Anyway... enough ranting for one night.

Friday, March 18, 2011

AT&T cracking down on Tethering

Check the story here. But it looks like AT&T has finally deployed technology which allows it to detect who is tethering when they do not have a tethering plan. It is most likely a combination of Deep Packet Inspection (DPI) combined with data usage profiles as it is much easier to use LOTS of data when tethering vrs just doing stuff with the phone itself.

Pardon the rant... but this one really chaps my @$$. I currently do not utilize the jailbreak methods to use tethering by this method but I have in the past and I did so with a clean conscious. I pay for unlimited data and even so I always stayed within the loose guidelines of what was determined a reasonable amount of data usage and in fact my usage is not anything insane. For instance I have never threatened the 5gb soft cap assumed to exist for AT&T iOS device unlimited plans. While my TOS has verbiage to the effect of trying to create a distinction between data that is relayed to my computer it is not one that I feel can withstand any real legal scrutiny as a realistic split. It is troll under the bridge stuff at its finest.

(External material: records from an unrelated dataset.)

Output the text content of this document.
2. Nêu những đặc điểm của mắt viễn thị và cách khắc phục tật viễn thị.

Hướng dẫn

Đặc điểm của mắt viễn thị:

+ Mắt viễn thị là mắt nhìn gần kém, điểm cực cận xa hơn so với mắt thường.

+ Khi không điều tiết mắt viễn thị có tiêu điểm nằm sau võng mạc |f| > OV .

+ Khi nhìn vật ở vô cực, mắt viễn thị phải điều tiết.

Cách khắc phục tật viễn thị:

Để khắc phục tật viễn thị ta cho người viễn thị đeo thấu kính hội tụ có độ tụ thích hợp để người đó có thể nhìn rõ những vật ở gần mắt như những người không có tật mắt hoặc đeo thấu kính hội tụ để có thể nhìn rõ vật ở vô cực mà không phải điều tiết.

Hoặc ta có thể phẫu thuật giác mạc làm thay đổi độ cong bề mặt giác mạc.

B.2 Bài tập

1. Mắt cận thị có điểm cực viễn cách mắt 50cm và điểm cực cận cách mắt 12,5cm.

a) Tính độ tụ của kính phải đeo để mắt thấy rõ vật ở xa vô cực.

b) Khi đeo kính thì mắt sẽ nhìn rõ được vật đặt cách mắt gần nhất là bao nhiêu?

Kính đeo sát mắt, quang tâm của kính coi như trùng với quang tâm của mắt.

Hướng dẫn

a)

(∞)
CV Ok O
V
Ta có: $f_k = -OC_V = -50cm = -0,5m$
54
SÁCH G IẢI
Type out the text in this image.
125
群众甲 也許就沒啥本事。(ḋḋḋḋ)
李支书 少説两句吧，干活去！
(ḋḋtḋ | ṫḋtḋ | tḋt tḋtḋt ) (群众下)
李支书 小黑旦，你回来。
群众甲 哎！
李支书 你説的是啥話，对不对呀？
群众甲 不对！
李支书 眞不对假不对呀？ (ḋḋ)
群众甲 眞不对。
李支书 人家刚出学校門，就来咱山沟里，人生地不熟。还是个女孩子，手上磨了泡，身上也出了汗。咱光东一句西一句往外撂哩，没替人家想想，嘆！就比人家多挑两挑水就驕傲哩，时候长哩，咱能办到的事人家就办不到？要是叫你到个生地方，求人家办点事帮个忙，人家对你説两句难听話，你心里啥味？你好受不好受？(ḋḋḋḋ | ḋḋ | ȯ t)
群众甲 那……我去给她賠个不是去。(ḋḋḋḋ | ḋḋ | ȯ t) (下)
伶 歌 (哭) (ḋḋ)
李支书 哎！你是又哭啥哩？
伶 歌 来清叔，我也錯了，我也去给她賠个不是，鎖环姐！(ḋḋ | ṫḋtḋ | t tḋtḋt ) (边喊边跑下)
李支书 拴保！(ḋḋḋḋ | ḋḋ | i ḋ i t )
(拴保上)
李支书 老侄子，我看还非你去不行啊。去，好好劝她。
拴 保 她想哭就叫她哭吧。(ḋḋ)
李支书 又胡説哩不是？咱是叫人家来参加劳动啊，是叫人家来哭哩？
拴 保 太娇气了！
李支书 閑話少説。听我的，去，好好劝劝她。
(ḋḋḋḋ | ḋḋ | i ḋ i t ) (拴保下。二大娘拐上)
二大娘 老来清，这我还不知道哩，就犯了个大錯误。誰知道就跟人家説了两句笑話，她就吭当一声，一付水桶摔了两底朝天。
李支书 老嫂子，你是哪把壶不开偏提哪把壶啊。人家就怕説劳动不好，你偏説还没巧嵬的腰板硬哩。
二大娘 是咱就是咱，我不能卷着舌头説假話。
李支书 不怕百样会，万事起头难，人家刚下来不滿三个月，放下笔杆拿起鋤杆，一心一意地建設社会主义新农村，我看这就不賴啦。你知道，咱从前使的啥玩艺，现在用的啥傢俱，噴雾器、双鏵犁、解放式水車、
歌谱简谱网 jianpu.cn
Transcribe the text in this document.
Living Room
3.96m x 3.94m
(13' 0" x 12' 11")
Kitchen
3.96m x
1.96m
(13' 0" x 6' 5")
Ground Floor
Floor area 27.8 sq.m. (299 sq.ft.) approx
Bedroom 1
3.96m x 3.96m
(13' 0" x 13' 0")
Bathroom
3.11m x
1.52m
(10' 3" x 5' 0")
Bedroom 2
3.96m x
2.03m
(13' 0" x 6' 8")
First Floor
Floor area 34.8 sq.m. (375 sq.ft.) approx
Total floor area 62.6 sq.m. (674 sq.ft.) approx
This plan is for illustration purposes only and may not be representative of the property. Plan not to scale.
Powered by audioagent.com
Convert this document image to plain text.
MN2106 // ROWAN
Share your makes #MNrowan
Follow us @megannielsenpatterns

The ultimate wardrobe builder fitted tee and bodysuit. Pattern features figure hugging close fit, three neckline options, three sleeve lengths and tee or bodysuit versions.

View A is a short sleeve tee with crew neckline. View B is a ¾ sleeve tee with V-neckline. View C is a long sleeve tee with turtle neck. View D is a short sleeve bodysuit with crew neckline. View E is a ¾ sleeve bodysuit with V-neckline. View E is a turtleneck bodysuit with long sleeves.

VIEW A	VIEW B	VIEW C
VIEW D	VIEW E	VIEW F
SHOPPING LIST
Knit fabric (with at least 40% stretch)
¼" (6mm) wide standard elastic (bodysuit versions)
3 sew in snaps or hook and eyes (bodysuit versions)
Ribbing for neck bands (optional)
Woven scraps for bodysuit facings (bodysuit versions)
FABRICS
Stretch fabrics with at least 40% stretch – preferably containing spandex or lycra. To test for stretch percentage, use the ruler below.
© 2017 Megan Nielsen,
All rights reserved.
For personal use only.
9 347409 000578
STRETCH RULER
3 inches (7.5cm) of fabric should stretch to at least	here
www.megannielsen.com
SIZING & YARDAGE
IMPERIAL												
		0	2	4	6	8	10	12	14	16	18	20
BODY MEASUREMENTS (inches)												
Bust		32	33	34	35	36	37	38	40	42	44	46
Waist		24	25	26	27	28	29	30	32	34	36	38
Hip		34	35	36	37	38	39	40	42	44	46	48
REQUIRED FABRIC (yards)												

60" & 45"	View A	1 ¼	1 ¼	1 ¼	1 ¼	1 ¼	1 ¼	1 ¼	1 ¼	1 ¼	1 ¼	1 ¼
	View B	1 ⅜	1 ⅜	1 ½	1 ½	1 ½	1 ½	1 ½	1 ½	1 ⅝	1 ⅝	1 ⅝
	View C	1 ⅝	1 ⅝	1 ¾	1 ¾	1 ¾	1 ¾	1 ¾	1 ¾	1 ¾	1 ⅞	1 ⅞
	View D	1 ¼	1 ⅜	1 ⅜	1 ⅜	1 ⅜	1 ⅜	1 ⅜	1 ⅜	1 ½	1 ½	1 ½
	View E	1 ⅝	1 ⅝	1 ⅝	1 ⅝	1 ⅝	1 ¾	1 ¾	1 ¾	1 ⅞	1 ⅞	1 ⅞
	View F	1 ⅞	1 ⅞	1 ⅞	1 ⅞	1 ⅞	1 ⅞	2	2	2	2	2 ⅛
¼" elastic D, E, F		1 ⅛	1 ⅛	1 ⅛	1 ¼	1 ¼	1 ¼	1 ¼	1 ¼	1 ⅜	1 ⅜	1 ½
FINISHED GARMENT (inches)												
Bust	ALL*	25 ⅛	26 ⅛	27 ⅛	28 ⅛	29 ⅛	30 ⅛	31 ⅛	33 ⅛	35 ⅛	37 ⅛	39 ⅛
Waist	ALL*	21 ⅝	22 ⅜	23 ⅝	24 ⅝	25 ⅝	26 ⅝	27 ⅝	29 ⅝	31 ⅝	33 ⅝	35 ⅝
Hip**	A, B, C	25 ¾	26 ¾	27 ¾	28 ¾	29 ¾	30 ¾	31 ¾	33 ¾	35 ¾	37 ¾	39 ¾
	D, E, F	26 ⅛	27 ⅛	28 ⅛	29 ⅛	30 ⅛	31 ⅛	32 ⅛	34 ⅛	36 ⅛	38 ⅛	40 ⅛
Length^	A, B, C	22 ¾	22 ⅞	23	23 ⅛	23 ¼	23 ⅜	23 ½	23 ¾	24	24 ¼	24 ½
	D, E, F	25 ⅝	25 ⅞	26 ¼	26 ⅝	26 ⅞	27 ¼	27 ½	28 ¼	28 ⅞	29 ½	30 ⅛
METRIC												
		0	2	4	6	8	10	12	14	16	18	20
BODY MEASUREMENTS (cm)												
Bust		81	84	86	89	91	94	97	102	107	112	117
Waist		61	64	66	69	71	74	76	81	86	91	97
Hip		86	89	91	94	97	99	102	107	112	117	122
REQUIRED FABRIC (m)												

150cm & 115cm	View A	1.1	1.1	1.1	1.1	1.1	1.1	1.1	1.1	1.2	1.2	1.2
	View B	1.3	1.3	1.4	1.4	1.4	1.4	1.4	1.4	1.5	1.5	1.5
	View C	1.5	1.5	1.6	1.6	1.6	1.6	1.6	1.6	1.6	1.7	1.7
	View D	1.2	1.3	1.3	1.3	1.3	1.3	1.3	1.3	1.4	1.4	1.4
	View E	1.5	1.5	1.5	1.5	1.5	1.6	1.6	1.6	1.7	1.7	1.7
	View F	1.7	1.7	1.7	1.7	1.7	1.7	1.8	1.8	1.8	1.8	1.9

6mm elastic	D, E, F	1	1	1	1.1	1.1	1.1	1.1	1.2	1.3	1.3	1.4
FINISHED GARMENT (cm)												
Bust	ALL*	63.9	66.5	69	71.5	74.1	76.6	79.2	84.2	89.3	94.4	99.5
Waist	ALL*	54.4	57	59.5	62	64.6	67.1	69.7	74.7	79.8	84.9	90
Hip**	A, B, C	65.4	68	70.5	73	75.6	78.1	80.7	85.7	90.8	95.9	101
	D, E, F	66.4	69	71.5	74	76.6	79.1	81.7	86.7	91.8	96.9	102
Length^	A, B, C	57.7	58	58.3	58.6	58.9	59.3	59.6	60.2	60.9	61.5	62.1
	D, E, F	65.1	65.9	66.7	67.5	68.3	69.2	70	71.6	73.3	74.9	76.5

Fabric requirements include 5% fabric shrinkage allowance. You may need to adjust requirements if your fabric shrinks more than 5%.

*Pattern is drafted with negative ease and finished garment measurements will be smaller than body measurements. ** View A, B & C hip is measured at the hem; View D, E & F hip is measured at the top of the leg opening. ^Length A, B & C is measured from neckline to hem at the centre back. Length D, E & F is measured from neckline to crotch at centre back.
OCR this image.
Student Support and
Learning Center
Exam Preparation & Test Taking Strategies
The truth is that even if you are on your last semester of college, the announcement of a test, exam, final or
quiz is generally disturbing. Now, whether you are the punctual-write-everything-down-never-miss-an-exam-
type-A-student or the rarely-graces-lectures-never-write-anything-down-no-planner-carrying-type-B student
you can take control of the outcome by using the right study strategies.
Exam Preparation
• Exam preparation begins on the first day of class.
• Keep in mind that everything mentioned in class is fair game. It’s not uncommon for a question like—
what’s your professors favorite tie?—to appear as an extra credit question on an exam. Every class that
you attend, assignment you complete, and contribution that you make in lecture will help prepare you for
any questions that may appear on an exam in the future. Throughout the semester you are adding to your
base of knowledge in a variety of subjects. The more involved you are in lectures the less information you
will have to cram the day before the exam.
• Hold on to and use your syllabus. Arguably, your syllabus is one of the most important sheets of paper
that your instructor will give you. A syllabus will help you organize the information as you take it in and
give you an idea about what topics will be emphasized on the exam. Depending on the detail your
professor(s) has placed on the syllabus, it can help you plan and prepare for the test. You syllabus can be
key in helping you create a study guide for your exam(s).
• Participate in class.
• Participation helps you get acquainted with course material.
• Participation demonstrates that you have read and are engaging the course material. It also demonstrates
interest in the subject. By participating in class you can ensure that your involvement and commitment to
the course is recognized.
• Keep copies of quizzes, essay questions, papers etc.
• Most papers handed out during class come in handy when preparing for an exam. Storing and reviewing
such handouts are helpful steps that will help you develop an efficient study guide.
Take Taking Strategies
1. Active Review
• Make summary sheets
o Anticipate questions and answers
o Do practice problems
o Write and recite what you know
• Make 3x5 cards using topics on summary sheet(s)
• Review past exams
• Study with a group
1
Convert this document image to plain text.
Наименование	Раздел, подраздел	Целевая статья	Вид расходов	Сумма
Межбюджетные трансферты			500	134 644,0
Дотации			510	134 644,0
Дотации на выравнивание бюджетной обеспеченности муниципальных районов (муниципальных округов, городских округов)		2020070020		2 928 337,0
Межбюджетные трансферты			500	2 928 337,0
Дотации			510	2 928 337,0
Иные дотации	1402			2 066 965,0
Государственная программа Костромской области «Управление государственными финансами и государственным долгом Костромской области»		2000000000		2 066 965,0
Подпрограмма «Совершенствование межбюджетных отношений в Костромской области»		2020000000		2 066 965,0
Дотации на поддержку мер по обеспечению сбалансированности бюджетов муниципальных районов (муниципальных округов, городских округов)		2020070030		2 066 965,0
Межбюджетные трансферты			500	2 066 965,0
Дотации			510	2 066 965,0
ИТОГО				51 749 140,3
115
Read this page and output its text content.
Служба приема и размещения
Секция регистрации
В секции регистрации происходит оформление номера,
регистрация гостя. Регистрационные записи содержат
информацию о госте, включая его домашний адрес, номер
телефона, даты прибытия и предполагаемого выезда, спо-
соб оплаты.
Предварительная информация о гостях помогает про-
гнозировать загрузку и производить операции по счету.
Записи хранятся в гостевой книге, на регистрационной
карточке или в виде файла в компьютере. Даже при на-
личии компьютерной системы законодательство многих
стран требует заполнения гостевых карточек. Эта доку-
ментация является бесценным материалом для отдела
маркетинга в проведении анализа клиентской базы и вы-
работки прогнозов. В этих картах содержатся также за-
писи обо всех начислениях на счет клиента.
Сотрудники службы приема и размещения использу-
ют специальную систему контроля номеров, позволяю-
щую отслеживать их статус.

AT&T has ZERO right to judge what I do with the data I receive it from their network. Once the data hits the phone it is no longer their business what I do with it. In order to enforce a ‘no tethering’ clause AT&T is determining what I (or you) do with the data after it reaches my phone. This is none of AT&T’s business. Their control over the data ends once it reaches my device and concludes our service transaction... that of access to the mobile broadband network. To say I can’t tether is no different from AT&T saying I couldn’t transfer a photo I downloaded from the web from my Phone to my laptop. IE save image in mobile safari then blue tooth file transfer the image to another phone/tablet/laptop etc... ZERO difference from tethering in terms of the data being retrieved by the phone and sent to another device. Yet most people understand that AT&T trying to do that would be considered INSANE. But because the terms of service says ‘No Tethering’ many believe they can stop you from doing exactly that by the specific method of Bluetooth PAN connection.

I hope that sooner rather than later this issue gets a legal hearing. The terms of service are not ambiguous on the limitation. I am of the opinion that it does not matter. And there is plenty of precedent for ruling insane TOS clauses to be un-enforceable or just plain outright illegal. This is a growing consumer rights issue and I hope it gets resolved sooner rather than later.